Cookeville Regional Now Offers Stereotactic Body Radiation Therapy
The Cancer Center at Cookeville Regional is proud to become the first in the region to add stereotactic body radiation therapy (SBRT) to its arsenal of cancer-fighting therapies.
SBRT is a treatment modality that uses advanced, image-guided techniques to deliver large doses of radiation to a precise, targeted area for very specific types of cancer.
“This can be used in certain lung cancers that are on the small side and located away from the center of the body, and it can be used to treat brain lesions,” said Dr. Algis Sidrys, a radiation oncologist at the CRMC Cancer Center. “In the future, people may be treated with SBRT for cancer that has spread to the liver.”
The main advantage of SBRT therapy is that, instead of delivering a small dose of radiation each day for several weeks, it uses very focused beams of high-dose radiation given in fewer treatments.
“SBRT allows for a much shorter treatment course and perhaps a more effective treatment in some situations,” said Dr. Sidrys. “In some cases, for example, instead of treating a person for lung cancer for seven weeks, we will be able to treat them in just one week.”
Another advantage of SBRT is that it may create fewer side effects because several beams are aimed at the tumor from different angles.
“Radiation goes in a straight line through the body, so if we’re treating with just one beam, then all of the normal tissues that are in line with the tumor are going to get the same dose,” said Dr. Sidrys. “However, if we’re treating with 10 or even more beams from different angles, then the normal tissues get one tenth the amount of radiation, and the point where all of the beams intersect gets 100 percent.”

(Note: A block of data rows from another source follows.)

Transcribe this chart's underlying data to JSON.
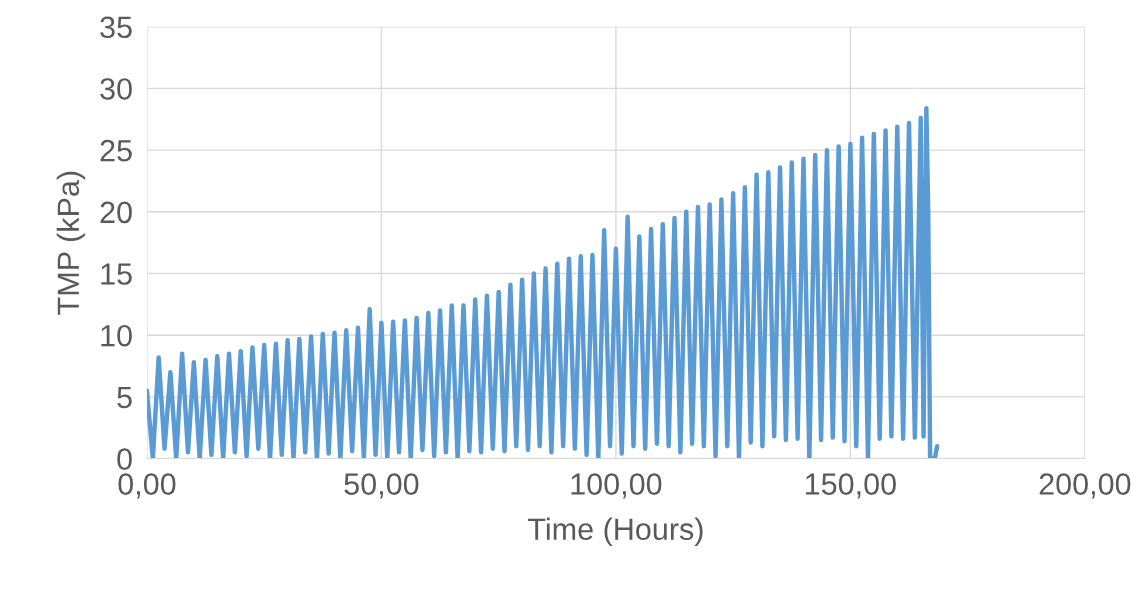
{
  "chart_data": {
    "type": "line",
    "xlabel": "Time (Hours)",
    "ylabel": "TMP (kPa)",
    "xlim": [
      0,
      200
    ],
    "xticks": [
      {
        "value": 0,
        "label": "0,00"
      },
      {
        "value": 50,
        "label": "50,00"
      },
      {
        "value": 100,
        "label": "100,00"
      },
      {
        "value": 150,
        "label": "150,00"
      },
      {
        "value": 200,
        "label": "200,00"
      }
    ],
    "ylim": [
      0,
      35
    ],
    "yticks": [
      0,
      5,
      10,
      15,
      20,
      25,
      30,
      35
    ],
    "grid": true,
    "marker": "none",
    "line_style": "solid",
    "series": [
      {
        "color": "#5b9bd5",
        "x": [
          0,
          1.25,
          2.5,
          3.75,
          5,
          6.25,
          7.5,
          8.75,
          10,
          11.25,
          12.5,
          13.75,
          15,
          16.25,
          17.5,
          18.75,
          20,
          21.25,
          22.5,
          23.75,
          25,
          26.25,
          27.5,
          28.75,
          30,
          31.25,
          32.5,
          33.75,
          35,
          36.25,
          37.5,
          38.75,
          40,
          41.25,
          42.5,
          43.75,
          45,
          46.25,
          47.5,
          48.75,
          50,
          51.25,
          52.5,
          53.75,
          55,
          56.25,
          57.5,
          58.75,
          60,
          61.25,
          62.5,
          63.75,
          65,
          66.25,
          67.5,
          68.75,
          70,
          71.25,
          72.5,
          73.75,
          75,
          76.25,
          77.5,
          78.75,
          80,
          81.25,
          82.5,
          83.75,
          85,
          86.25,
          87.5,
          88.75,
          90,
          91.25,
          92.5,
          93.75,
          95,
          96.25,
          97.5,
          98.75,
          100,
          101.25,
          102.5,
          103.75,
          105,
          106.25,
          107.5,
          108.75,
          110,
          111.25,
          112.5,
          113.75,
          115,
          116.25,
          117.5,
          118.75,
          120,
          121.25,
          122.5,
          123.75,
          125,
          126.25,
          127.5,
          128.75,
          130,
          131.25,
          132.5,
          133.75,
          135,
          136.25,
          137.5,
          138.75,
          140,
          141.25,
          142.5,
          143.75,
          145,
          146.25,
          147.5,
          148.75,
          150,
          151.25,
          152.5,
          153.75,
          155,
          156.25,
          157.5,
          158.75,
          160,
          161.25,
          162.5,
          163.75,
          165,
          165.6,
          166.2,
          166.6,
          167,
          168,
          168.5
        ],
        "values": [
          5.5,
          0,
          8.2,
          0.8,
          7.0,
          0,
          8.5,
          0.5,
          7.8,
          0,
          8.0,
          0.3,
          8.3,
          0,
          8.5,
          0.5,
          8.7,
          0.2,
          9.0,
          0.8,
          9.2,
          0,
          9.3,
          0.3,
          9.6,
          0,
          9.7,
          0.5,
          9.9,
          0,
          10.1,
          0.4,
          10.2,
          0,
          10.4,
          0.6,
          10.6,
          0,
          12.1,
          0.3,
          11.0,
          0,
          11.1,
          0.5,
          11.2,
          0,
          11.4,
          0.7,
          11.8,
          0.2,
          12.0,
          0.5,
          12.4,
          0,
          12.4,
          0.6,
          12.9,
          0.5,
          13.2,
          0.8,
          13.5,
          0.6,
          14.1,
          1.0,
          14.5,
          0.7,
          15.0,
          1.0,
          15.4,
          0.5,
          15.8,
          1.0,
          16.2,
          0.8,
          16.4,
          0.3,
          16.5,
          0,
          18.5,
          1.0,
          17.0,
          0.4,
          19.6,
          1.0,
          18.0,
          0.8,
          18.6,
          1.2,
          19.0,
          1.0,
          19.5,
          0.5,
          20.0,
          1.2,
          20.4,
          1.0,
          20.6,
          0.2,
          21.0,
          1.0,
          21.5,
          0,
          22.0,
          1.3,
          23.0,
          1.0,
          23.2,
          1.8,
          23.6,
          1.5,
          24.0,
          1.6,
          24.3,
          0,
          24.6,
          1.5,
          25.0,
          1.7,
          25.3,
          1.4,
          25.5,
          1.0,
          26.0,
          0,
          26.3,
          1.6,
          26.6,
          1.8,
          26.9,
          1.6,
          27.2,
          1.7,
          27.6,
          1.8,
          28.4,
          20,
          0,
          0,
          1.0
        ]
      }
    ]
  }
}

Dr. Sidrys notes, however, that at this point SBRT is only effective for certain types of cancer.
“If someone has cancer that has spread to the lymph nodes, then we cannot use this technique,” he said. “If it’s a very large lesion, we can’t use it, or if it’s very close to other structures, then we potentially could not use it, either.”

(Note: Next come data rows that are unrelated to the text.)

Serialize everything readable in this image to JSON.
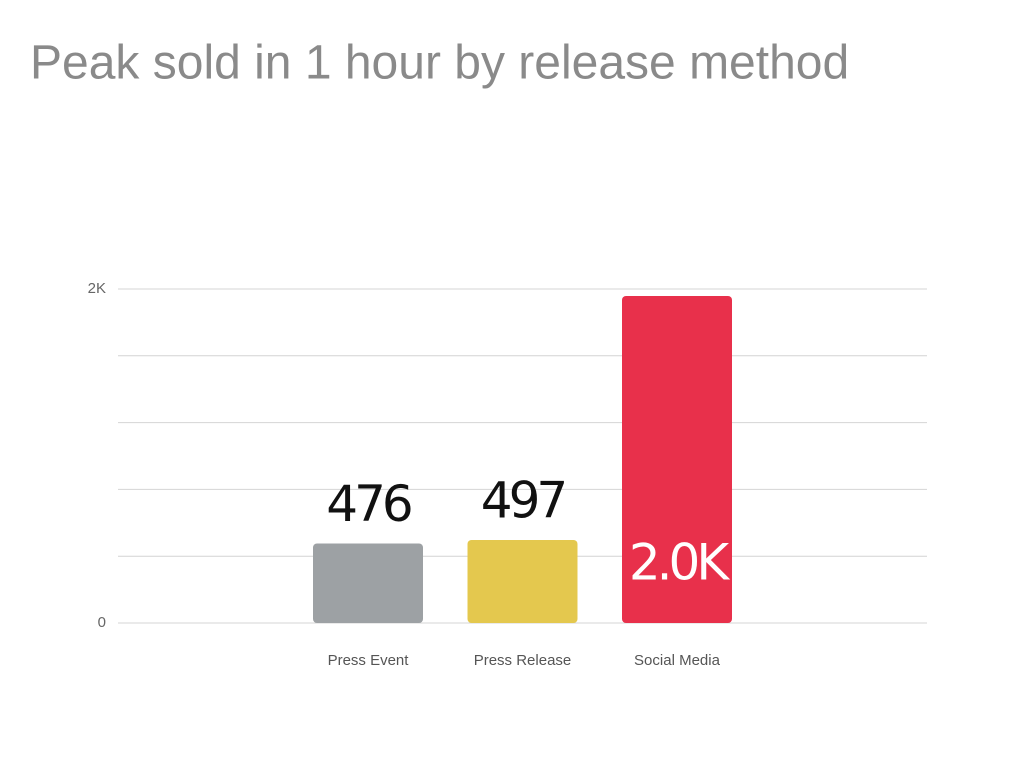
{
  "chart_data": {
    "type": "bar",
    "title": "Peak sold in 1 hour by release method",
    "categories": [
      "Press Event",
      "Press Release",
      "Social Media"
    ],
    "values": [
      476,
      497,
      1958
    ],
    "value_labels": [
      "476",
      "497",
      "2.0K"
    ],
    "colors": [
      "#9da1a4",
      "#e4c84e",
      "#e8304b"
    ],
    "ylim": [
      0,
      2000
    ],
    "yticks": [
      0,
      {
        "value": 400,
        "label": null
      },
      {
        "value": 800,
        "label": null
      },
      {
        "value": 1200,
        "label": null
      },
      {
        "value": 1600,
        "label": null
      },
      {
        "value": 2000,
        "label": "2K"
      }
    ],
    "grid": true
  }
}
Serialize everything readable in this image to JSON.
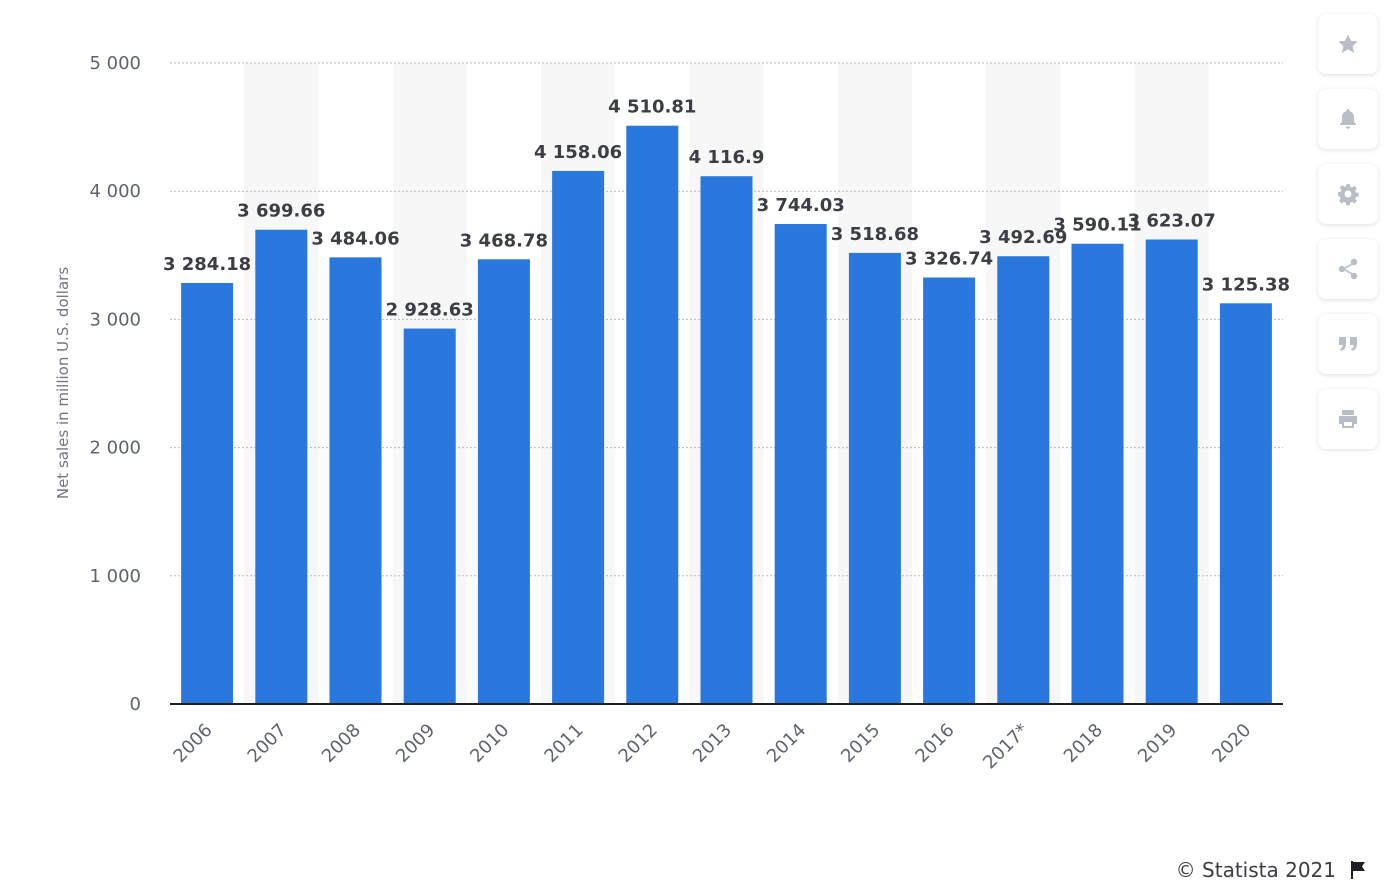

CRMC chose to add linear accelerators capable of providing SBRT to three of its current radiation machines because the hospital wanted to offer the most advanced care to the patients of the Upper Cumberland.
“SBRT is becoming the standard of care, and it will be for the next several years,” said Dr. Sidrys. “It is definitely the direction that radiation is going, and Cookeville Regional has always made it a point to offer standard-of-care medicine.”